Bu dünyada hiç kimse, sevilen bir varlığın hayatı ya da kendi hayatı dahi olsa bir şeyler kaybetmeye razı olmadan hiçbir şey kazanamaz.
“Sabık ikizlerin babası ölmek istiyormuş ama içinin ta derinliklerinde anlamsız, yabani, yaşanıp görülen bütün bu dehşete ayak direyen küçücük bir tohum, büyüdükçe büyüyen ve ona yaşamayı, en azından hayatta kalmayı emreden küçücük bir tohum boy atıyormuş. Ona hayatta kalmayı emreden.”
“Kılı kırk yarmak ve anlamaya çalışmak gereksizmiş, artık anlaşılacak bir şey kalmamış.”
Çabuksığınları tanıyor musunuz?
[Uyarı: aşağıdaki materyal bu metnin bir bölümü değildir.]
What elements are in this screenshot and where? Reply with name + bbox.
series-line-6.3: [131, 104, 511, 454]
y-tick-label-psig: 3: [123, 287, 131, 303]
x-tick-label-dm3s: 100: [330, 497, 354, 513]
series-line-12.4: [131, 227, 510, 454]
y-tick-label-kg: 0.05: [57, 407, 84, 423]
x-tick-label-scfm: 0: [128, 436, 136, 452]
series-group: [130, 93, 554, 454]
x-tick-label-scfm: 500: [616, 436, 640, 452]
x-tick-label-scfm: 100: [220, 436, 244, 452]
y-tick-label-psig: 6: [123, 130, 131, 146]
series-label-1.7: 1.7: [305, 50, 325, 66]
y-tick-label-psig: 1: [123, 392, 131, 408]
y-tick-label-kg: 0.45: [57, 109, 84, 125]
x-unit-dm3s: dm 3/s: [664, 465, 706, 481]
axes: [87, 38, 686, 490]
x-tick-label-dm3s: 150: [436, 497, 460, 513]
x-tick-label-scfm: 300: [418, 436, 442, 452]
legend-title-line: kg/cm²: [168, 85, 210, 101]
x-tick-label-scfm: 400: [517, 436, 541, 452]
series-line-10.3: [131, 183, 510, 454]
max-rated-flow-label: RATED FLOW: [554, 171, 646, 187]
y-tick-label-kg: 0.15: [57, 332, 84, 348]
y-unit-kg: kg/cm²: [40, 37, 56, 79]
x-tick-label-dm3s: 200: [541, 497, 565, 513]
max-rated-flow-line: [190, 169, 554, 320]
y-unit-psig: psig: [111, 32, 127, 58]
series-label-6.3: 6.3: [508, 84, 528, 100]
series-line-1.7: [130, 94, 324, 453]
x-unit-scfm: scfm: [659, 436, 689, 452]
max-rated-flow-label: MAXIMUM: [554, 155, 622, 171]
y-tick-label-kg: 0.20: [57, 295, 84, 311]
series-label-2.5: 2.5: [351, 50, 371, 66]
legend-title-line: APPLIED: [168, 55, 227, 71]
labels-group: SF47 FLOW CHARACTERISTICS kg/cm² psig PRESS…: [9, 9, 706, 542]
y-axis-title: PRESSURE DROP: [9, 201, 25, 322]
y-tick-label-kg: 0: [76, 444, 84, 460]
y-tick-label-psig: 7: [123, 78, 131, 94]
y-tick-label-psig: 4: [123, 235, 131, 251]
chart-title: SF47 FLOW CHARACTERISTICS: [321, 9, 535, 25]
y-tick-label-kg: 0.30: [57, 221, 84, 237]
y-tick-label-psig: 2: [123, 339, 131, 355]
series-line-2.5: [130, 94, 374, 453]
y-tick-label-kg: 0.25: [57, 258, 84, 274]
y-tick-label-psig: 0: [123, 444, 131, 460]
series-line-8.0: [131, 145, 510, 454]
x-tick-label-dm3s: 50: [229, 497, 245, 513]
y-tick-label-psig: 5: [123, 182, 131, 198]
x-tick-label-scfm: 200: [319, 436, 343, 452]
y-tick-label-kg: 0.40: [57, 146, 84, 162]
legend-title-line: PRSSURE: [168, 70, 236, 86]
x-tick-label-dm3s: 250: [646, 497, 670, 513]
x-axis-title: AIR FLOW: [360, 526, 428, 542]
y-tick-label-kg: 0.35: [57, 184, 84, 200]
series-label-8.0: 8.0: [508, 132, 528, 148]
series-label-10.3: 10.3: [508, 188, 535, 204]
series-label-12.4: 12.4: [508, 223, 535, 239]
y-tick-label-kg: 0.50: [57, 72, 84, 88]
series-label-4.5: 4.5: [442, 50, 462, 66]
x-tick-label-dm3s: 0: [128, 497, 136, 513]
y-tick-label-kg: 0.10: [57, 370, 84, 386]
Yok, hayır, haritalara bakmayın, eski atlaslara da, çünkü Çabuksığın diye bir ülke yok. Çabuksığınların evleri her yer ya da hiçbir yer, özellikle de hiçbir yer. Neden özellikle hiçbir yer? Çünkü bir yerde doğanlar ve sadece doğdukları yerde evlerinde yaşayanlar Çabuksığınları sevmiyorlar, hatta onların evlerine yakın yerlerde
doğanlar bile sevmiyor onları…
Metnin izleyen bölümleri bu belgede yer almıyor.